Insultou-me mais um bocadinho, virou as costas e cancelou a viagem. Por mais que eu tenha a plena noção de que há motoristas impecáveis — e não são poucos! —, deixei de me sentir seguro. Senti-me humilhado e discriminado da pior forma. Deixei de conseguir chamar um TVDE sem pensar automaticamente que este ser pouco humano continua a poder transportar pessoas e a dizer e a fazer o que quer.

Claro que fiz queixa e a solução para a Uber passou por devolver-me o dinheiro daquela viagem e dizer que o que aconteceu vai contra as políticas da empresa. No entanto, expliquei que isso era insuficiente e que precisava de uma garantia de que o motorista em causa seria suspenso, mesmo que temporariamente, pois de outra forma era impossível sentir-me seguro de novo. Não quiseram saber, pois a política de protecção de dados é mais importante do que garantir o bem-estar e segurança dos clientes. Não é como se eu tivesse pedido a morada da pessoa em causa para fazer um ajuste de contas. Só mesmo a garantia de que não vou apanhar o mesmo motorista hoje quando voltar a sair de casa.

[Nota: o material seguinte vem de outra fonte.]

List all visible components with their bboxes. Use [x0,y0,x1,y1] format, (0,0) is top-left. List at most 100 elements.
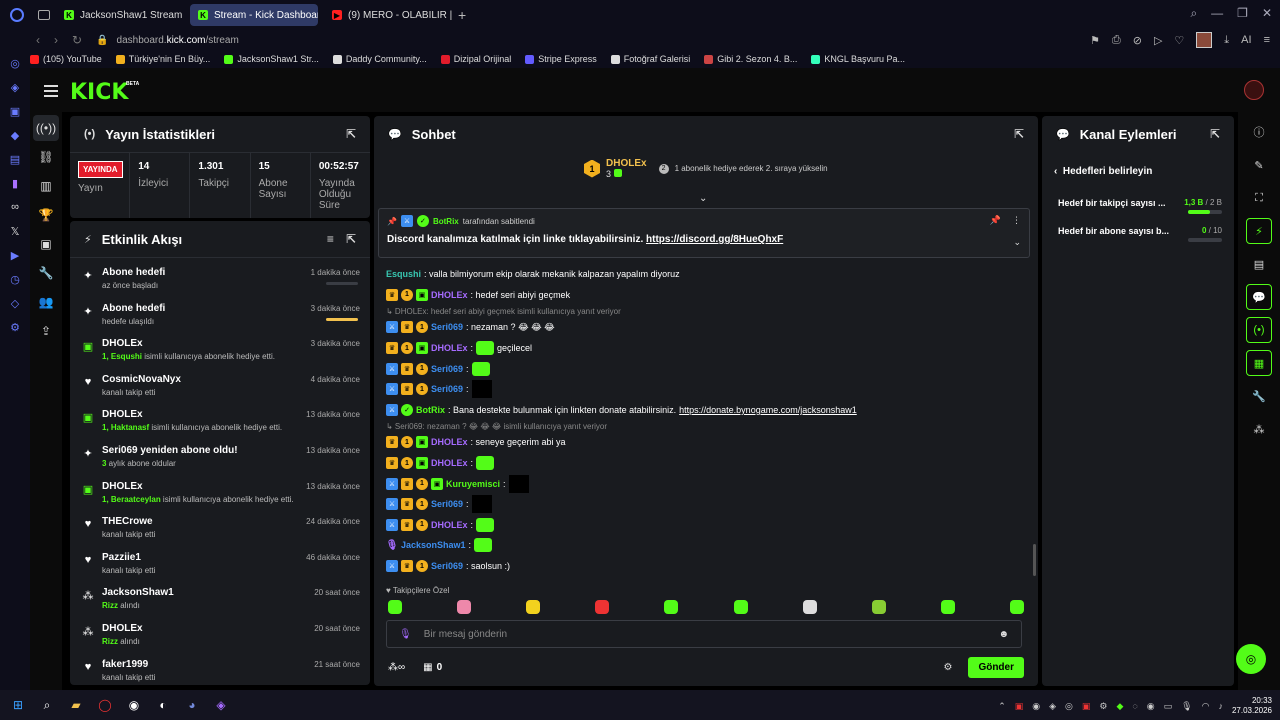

A inércia destas empresas é revoltante. Quantas vezes já me foi prometido que “iriam tomar as medidas necessárias” e depois chego a apanhar o mesmo motorista, com a mesma atitude na semana seguinte? Dá trabalho fazer justiça, dá trabalho perceber que não é qualquer um que pode transportar pessoas, dá trabalho castigar, diferenciando o certo do errado. Dá trabalho e custa dinheiro. É sempre mais fácil fechar os olhos, encobrir um crime, até porque as queixas vão acabar por se desvanecer devido à falta de resposta e à necessidade das pessoas de seguirem com as suas vidas. Não deixem de reclamar, por mais cansativo que seja. Não deixem de viver o melhor de cada dia por situações como estas.


"A inércia destas empresas é revoltante. Quantas vezes já me foi prometido que “iriam tomar as medidas necessárias” e depois chego a apanhar o mesmo motorista, com a mesma atitude na semana seguinte?"